Can Google location data predict GDP
The corona crisis has boosted interest in so-called nowcasting. As society changes in unforeseen ways, economists don’t want to wait for the publication of official statistics and look for data sources that provide earlier clues about the state of the economy. A new example of such data is the location data provided in Google’s mobility reports. This data reflects activity levels at locations like shops, supermarkets and workplaces.
In an article in Dutch newspaper NRC, ING Bank senior economist Bert Colijn said country-level mobility data shows a ‘very strong correlation’ with GDP (even though Google indicates the method to produce the data varies across countries). ING used this data to calculate a ‘lockdown index’. Despite the term, they suggest this index reflects domestic demand rather than strictness of the lockdown.
The article in NRC contains a scatter plot that shows the correlation between mobility data and GDP change. The chart above is a recreation of that chart. I flipped the axes and added data for a few countries that were not in the original chart (shown in orange). The chart shows that in countries like Great-Britain and Spain, activity levels were about 35-40% lower than normal and GDP decreased by between 20-25%, whereas in South Korea, activity was about 5% lower than normal and GDP decreased by about 5%.
The correlation for the countries in the original chart is .95. After adding the ‘orange’ countries, this decreases to .83, which is still a pretty strong correlation. (In case you suspect the original chart involved cherry-picking of countries that best fit the model, I should mention that some of the added country data wasn’t available yet when the original chart was published.)
So would it be possible to predict changes in GDP using location data? The dashed line in the chart above is a prediction based on the original (blue) countries. It predicts values for some of the added countries (Japan and Slovakia) pretty well, but others less so. However, the more relevant question is whether mobility data can predict future changes in GDP. That’s a difficult question to answer: as the impact of corona on the economy changes, the link between location data and GDP might change as well. So the prudent position would be that location data can be used as an indicator of possible changes in the economy.

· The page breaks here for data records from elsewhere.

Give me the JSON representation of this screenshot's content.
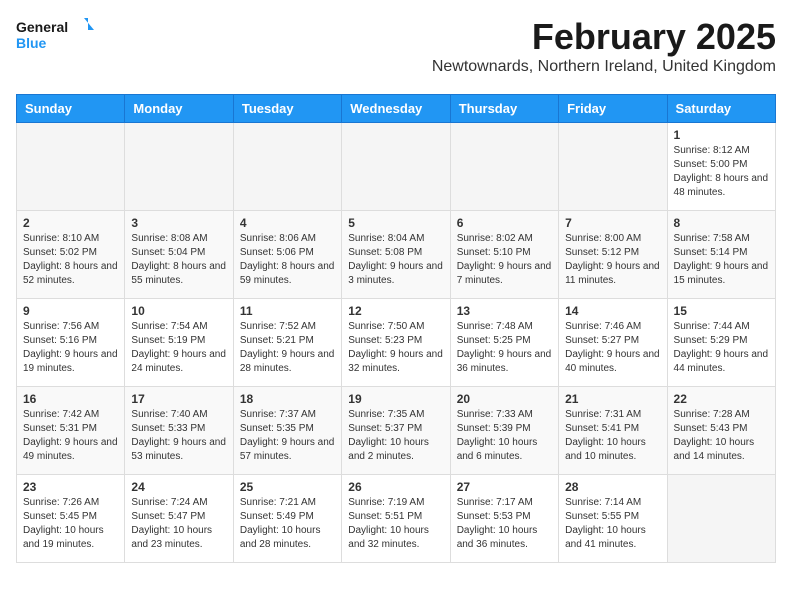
{
  "logo": {
    "line1": "General",
    "line2": "Blue"
  },
  "title": "February 2025",
  "subtitle": "Newtownards, Northern Ireland, United Kingdom",
  "days_of_week": [
    "Sunday",
    "Monday",
    "Tuesday",
    "Wednesday",
    "Thursday",
    "Friday",
    "Saturday"
  ],
  "weeks": [
    [
      {
        "day": "",
        "info": ""
      },
      {
        "day": "",
        "info": ""
      },
      {
        "day": "",
        "info": ""
      },
      {
        "day": "",
        "info": ""
      },
      {
        "day": "",
        "info": ""
      },
      {
        "day": "",
        "info": ""
      },
      {
        "day": "1",
        "info": "Sunrise: 8:12 AM\nSunset: 5:00 PM\nDaylight: 8 hours and 48 minutes."
      }
    ],
    [
      {
        "day": "2",
        "info": "Sunrise: 8:10 AM\nSunset: 5:02 PM\nDaylight: 8 hours and 52 minutes."
      },
      {
        "day": "3",
        "info": "Sunrise: 8:08 AM\nSunset: 5:04 PM\nDaylight: 8 hours and 55 minutes."
      },
      {
        "day": "4",
        "info": "Sunrise: 8:06 AM\nSunset: 5:06 PM\nDaylight: 8 hours and 59 minutes."
      },
      {
        "day": "5",
        "info": "Sunrise: 8:04 AM\nSunset: 5:08 PM\nDaylight: 9 hours and 3 minutes."
      },
      {
        "day": "6",
        "info": "Sunrise: 8:02 AM\nSunset: 5:10 PM\nDaylight: 9 hours and 7 minutes."
      },
      {
        "day": "7",
        "info": "Sunrise: 8:00 AM\nSunset: 5:12 PM\nDaylight: 9 hours and 11 minutes."
      },
      {
        "day": "8",
        "info": "Sunrise: 7:58 AM\nSunset: 5:14 PM\nDaylight: 9 hours and 15 minutes."
      }
    ],
    [
      {
        "day": "9",
        "info": "Sunrise: 7:56 AM\nSunset: 5:16 PM\nDaylight: 9 hours and 19 minutes."
      },
      {
        "day": "10",
        "info": "Sunrise: 7:54 AM\nSunset: 5:19 PM\nDaylight: 9 hours and 24 minutes."
      },
      {
        "day": "11",
        "info": "Sunrise: 7:52 AM\nSunset: 5:21 PM\nDaylight: 9 hours and 28 minutes."
      },
      {
        "day": "12",
        "info": "Sunrise: 7:50 AM\nSunset: 5:23 PM\nDaylight: 9 hours and 32 minutes."
      },
      {
        "day": "13",
        "info": "Sunrise: 7:48 AM\nSunset: 5:25 PM\nDaylight: 9 hours and 36 minutes."
      },
      {
        "day": "14",
        "info": "Sunrise: 7:46 AM\nSunset: 5:27 PM\nDaylight: 9 hours and 40 minutes."
      },
      {
        "day": "15",
        "info": "Sunrise: 7:44 AM\nSunset: 5:29 PM\nDaylight: 9 hours and 44 minutes."
      }
    ],
    [
      {
        "day": "16",
        "info": "Sunrise: 7:42 AM\nSunset: 5:31 PM\nDaylight: 9 hours and 49 minutes."
      },
      {
        "day": "17",
        "info": "Sunrise: 7:40 AM\nSunset: 5:33 PM\nDaylight: 9 hours and 53 minutes."
      },
      {
        "day": "18",
        "info": "Sunrise: 7:37 AM\nSunset: 5:35 PM\nDaylight: 9 hours and 57 minutes."
      },
      {
        "day": "19",
        "info": "Sunrise: 7:35 AM\nSunset: 5:37 PM\nDaylight: 10 hours and 2 minutes."
      },
      {
        "day": "20",
        "info": "Sunrise: 7:33 AM\nSunset: 5:39 PM\nDaylight: 10 hours and 6 minutes."
      },
      {
        "day": "21",
        "info": "Sunrise: 7:31 AM\nSunset: 5:41 PM\nDaylight: 10 hours and 10 minutes."
      },
      {
        "day": "22",
        "info": "Sunrise: 7:28 AM\nSunset: 5:43 PM\nDaylight: 10 hours and 14 minutes."
      }
    ],
    [
      {
        "day": "23",
        "info": "Sunrise: 7:26 AM\nSunset: 5:45 PM\nDaylight: 10 hours and 19 minutes."
      },
      {
        "day": "24",
        "info": "Sunrise: 7:24 AM\nSunset: 5:47 PM\nDaylight: 10 hours and 23 minutes."
      },
      {
        "day": "25",
        "info": "Sunrise: 7:21 AM\nSunset: 5:49 PM\nDaylight: 10 hours and 28 minutes."
      },
      {
        "day": "26",
        "info": "Sunrise: 7:19 AM\nSunset: 5:51 PM\nDaylight: 10 hours and 32 minutes."
      },
      {
        "day": "27",
        "info": "Sunrise: 7:17 AM\nSunset: 5:53 PM\nDaylight: 10 hours and 36 minutes."
      },
      {
        "day": "28",
        "info": "Sunrise: 7:14 AM\nSunset: 5:55 PM\nDaylight: 10 hours and 41 minutes."
      },
      {
        "day": "",
        "info": ""
      }
    ]
  ]
}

Google location data is available here. ING used data for the first half of 2020 and calculated a ‘lockdown index’ based on data it deemed most relevant, i.e. data for ‘shops, supermarkets and offices’. I thought it might take some tedious reverse-engineering to reconstruct exactly how they calculated this index, but it appears they simply took the average values of all data for the variables ‘retail and recreation’, ‘grocery and pharmacy’ and ‘workplaces’ (Google also provides data for ‘parks’, ‘transit stations’ and ‘residential’), for all available dates before 1 July 2020.
ING compares the location data to GDP data for H1 2020. They appear to have used OECD data, and added their own estimates for a few countries for which Q2 data wasn’t available yet at the time (e.g., the Netherlands). Using more recent OECD data, I added some countries not included in the NRC chart.